Venti di guerra, speranze di pace

Non so come sarà la situazione in estremo oriente quando queste considerazioni verranno pubblicate perché, da giorni, i telegiornali sottolineano continuamente il rischio di un conflitto fra gli Stati Uniti e la Corea del Nord.

La mia generazione – per intenderci, quella nata dopo la seconda guerra mondiale del 1940-45 – ha vissuto di settant’anni di tranquillità, almeno per quanto concerne la non partecipazione a conflitti e, pur con tutte le difficoltà quotidiane che possono averla assillata, ha potuto vivere costruendosi certezze.

Oggi, è vero, le ultime generazioni stanno vivendo un periodo in cui sta scemando la speranza.

Ma il guaio peggiore sarebbe offrire loro scenari apocalittici che richiedono, poi, lunghi periodi di ricostruzione.

E’ dell’11 aprile 1963, cinquantaquattro anni fa, l’enciclica “Pacem in terris” di Papa Giovanni. Fu pensata e scritta dopo la terribile crisi dei missili sovietici installati a Cuba e accerchiati dalle navi statunitensi. Nell’impero sovietico comandava Kruscev e gli Stati Uniti d’America erano governati da John Kennedy. Un radiomessaggio di Giovanni XXIII, che poneva i “grandi” della terra davanti alle loro responsabilità, fu alla base di decisioni che permisero di iniziare una nuova era in cui la pace – fondata sui diritti e i doveri delle persone – diventava il primo e più importante imperativo per tutta l’umanità.  

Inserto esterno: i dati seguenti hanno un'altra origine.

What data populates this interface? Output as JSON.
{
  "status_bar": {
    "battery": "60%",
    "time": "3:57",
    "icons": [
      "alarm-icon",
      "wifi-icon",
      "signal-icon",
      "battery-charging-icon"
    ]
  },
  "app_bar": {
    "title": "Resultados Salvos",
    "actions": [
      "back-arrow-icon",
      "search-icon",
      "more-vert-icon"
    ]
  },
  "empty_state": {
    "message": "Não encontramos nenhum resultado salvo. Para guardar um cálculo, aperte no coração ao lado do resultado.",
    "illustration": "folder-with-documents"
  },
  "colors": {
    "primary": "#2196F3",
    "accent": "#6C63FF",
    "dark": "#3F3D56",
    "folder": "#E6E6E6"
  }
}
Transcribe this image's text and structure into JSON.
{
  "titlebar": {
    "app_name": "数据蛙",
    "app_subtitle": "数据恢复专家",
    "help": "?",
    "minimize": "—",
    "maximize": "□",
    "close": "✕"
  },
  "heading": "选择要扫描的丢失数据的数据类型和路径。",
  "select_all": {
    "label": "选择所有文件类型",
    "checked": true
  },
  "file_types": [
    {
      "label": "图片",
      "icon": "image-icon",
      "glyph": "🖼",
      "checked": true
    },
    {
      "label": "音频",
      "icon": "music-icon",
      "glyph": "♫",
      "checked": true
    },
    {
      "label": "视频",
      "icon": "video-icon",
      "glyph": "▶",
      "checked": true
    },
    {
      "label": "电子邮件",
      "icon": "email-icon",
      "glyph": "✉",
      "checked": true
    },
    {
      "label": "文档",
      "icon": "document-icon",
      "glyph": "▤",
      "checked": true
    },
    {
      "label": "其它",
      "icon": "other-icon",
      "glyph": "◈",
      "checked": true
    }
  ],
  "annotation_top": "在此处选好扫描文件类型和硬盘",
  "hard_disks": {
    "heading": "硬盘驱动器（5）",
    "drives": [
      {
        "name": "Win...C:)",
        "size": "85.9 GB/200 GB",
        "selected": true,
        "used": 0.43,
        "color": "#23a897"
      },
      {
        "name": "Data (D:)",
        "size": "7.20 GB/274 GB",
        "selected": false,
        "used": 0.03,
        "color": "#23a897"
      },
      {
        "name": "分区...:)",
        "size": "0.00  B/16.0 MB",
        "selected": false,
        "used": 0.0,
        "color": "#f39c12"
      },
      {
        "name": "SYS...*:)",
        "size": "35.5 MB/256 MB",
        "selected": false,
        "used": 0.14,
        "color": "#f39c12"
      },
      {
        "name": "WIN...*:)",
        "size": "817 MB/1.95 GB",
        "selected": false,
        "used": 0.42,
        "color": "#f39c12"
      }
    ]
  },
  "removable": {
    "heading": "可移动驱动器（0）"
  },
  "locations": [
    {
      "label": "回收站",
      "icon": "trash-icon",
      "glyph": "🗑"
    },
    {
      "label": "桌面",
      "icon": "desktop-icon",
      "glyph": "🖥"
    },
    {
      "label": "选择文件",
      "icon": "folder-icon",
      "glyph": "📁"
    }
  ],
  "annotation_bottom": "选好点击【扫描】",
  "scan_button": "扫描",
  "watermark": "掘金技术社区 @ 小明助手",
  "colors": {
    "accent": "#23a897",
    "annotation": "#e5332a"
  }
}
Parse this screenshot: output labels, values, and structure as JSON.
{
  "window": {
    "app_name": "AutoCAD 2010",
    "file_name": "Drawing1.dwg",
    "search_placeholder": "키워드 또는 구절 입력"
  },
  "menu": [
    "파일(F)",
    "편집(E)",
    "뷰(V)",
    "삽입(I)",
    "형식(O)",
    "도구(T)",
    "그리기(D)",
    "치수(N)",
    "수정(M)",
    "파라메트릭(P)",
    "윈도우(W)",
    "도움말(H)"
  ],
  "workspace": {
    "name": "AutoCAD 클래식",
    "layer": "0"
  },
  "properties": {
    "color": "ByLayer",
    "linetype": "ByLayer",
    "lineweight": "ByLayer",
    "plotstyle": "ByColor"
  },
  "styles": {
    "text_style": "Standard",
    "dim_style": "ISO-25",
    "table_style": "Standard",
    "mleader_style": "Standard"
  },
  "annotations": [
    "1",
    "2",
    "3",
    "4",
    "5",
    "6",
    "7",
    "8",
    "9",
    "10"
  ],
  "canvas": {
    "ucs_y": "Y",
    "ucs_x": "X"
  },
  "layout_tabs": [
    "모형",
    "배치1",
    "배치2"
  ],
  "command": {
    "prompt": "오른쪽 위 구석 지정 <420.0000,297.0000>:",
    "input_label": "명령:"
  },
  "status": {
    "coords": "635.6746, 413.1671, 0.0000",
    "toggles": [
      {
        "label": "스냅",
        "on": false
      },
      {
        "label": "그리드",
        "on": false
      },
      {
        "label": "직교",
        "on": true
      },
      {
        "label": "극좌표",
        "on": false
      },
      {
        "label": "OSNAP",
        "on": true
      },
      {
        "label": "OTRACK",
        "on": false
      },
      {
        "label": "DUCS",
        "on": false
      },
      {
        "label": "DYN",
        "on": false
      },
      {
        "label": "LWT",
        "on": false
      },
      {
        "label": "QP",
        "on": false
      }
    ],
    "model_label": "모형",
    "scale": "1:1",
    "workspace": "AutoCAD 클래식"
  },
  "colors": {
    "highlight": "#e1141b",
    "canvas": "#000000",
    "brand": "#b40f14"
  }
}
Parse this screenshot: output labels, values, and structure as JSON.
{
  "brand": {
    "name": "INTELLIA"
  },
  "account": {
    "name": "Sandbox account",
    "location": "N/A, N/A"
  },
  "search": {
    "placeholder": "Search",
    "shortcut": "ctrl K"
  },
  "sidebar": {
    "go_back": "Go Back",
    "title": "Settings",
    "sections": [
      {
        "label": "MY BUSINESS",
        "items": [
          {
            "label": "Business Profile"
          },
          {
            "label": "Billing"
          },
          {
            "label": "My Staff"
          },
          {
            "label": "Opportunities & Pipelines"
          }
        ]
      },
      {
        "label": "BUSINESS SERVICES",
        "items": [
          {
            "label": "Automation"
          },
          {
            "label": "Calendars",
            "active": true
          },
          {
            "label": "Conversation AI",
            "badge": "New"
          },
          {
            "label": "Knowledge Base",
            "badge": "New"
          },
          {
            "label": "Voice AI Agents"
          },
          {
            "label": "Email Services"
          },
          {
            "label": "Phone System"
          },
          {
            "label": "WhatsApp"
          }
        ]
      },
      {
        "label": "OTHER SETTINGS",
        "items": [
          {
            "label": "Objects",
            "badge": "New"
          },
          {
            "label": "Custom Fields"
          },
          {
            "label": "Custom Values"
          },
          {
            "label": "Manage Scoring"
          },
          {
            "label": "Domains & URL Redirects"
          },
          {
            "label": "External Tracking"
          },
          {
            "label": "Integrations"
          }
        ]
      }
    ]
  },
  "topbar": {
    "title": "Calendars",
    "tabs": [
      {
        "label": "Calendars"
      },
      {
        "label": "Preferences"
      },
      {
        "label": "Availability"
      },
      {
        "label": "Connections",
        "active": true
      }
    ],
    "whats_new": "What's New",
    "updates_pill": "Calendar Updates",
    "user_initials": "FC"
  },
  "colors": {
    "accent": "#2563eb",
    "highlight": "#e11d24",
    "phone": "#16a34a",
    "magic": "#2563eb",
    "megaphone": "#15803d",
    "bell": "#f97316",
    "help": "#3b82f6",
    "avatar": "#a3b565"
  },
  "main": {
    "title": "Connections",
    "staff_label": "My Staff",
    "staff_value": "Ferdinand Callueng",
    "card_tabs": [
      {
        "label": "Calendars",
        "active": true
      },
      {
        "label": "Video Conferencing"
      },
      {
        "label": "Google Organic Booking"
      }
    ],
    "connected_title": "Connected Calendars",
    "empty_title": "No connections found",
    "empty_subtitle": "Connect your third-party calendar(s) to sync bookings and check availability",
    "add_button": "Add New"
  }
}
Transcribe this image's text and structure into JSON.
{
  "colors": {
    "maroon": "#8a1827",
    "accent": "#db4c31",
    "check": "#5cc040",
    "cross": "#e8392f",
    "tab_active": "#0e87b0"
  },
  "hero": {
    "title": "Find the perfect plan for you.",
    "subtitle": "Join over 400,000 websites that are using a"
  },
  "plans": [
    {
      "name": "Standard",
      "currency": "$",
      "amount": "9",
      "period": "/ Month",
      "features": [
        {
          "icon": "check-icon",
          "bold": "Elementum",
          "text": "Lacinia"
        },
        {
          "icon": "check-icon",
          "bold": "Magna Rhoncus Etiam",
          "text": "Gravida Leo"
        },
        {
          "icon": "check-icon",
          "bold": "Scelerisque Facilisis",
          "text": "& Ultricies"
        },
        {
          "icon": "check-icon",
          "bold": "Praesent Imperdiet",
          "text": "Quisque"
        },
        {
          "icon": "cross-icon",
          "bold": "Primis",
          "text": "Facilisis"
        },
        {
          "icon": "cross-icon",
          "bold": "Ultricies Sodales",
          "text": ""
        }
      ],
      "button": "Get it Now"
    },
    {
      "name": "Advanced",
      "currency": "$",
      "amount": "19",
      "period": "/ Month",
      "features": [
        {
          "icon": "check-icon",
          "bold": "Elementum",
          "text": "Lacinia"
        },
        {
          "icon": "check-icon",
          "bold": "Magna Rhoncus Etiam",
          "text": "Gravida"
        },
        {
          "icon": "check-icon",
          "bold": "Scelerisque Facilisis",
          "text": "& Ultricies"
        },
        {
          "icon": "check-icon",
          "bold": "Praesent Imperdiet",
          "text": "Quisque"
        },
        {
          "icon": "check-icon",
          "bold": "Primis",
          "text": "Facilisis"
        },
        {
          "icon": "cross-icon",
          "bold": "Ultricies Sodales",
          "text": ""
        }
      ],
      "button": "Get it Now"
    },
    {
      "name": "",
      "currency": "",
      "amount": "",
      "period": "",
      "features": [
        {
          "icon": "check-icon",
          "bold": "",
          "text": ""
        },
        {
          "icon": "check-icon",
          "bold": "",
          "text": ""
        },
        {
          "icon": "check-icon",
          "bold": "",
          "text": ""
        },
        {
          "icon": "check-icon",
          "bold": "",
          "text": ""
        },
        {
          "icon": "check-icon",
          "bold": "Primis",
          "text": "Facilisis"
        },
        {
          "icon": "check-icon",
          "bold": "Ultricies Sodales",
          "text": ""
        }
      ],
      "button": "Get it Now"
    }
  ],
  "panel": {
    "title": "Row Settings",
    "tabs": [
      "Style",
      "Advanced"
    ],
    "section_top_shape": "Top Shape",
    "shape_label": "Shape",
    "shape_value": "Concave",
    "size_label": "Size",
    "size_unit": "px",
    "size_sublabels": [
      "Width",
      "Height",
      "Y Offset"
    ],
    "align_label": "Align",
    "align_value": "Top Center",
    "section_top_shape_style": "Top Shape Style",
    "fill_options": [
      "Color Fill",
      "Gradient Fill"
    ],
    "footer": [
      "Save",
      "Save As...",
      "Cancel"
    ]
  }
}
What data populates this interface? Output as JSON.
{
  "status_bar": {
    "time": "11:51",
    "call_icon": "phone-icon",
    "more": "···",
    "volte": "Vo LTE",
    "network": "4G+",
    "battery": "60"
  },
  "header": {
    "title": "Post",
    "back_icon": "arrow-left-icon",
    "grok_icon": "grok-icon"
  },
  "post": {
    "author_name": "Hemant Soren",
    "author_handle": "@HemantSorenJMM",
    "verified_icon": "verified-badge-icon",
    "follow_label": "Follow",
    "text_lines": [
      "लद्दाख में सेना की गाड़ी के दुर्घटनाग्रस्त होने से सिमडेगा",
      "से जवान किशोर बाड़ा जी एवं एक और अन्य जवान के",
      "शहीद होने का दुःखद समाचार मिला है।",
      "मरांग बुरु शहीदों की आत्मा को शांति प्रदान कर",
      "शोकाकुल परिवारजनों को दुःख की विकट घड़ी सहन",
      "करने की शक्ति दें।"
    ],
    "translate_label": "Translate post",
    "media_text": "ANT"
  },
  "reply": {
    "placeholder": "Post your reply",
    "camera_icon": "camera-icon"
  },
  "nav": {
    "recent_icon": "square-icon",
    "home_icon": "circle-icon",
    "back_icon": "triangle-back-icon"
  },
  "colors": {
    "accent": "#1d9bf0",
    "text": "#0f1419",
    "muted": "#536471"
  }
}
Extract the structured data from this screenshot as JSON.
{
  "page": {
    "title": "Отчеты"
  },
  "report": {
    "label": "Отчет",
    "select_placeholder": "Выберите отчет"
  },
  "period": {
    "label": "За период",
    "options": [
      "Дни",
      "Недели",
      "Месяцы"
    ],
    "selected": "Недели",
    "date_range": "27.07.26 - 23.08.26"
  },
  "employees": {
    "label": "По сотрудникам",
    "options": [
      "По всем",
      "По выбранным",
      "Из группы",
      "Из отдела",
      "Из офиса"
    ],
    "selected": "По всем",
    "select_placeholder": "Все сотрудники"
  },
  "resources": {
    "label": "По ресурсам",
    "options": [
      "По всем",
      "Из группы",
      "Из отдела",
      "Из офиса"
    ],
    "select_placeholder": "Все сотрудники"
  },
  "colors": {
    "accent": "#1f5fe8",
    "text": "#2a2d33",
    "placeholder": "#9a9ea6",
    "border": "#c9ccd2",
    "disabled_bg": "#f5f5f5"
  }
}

Negli ultimi tempi hanno registrato pericolosi cedimenti alcuni valori fondamentali, sia individuali che sociali, che stano mettendo a rischio la sopravvivenza di molti.

Alla vigilia di una Pasqua che attende la speranza di riprendere il cammino quotidiano, con la gioia di chi ha ritrovato fiducia e certezza nel Cristo risorto, occorre riscoprire l’impegno per la pace che affonda le radici in ciascuno di noi per contribuire alla costruzione della collettività.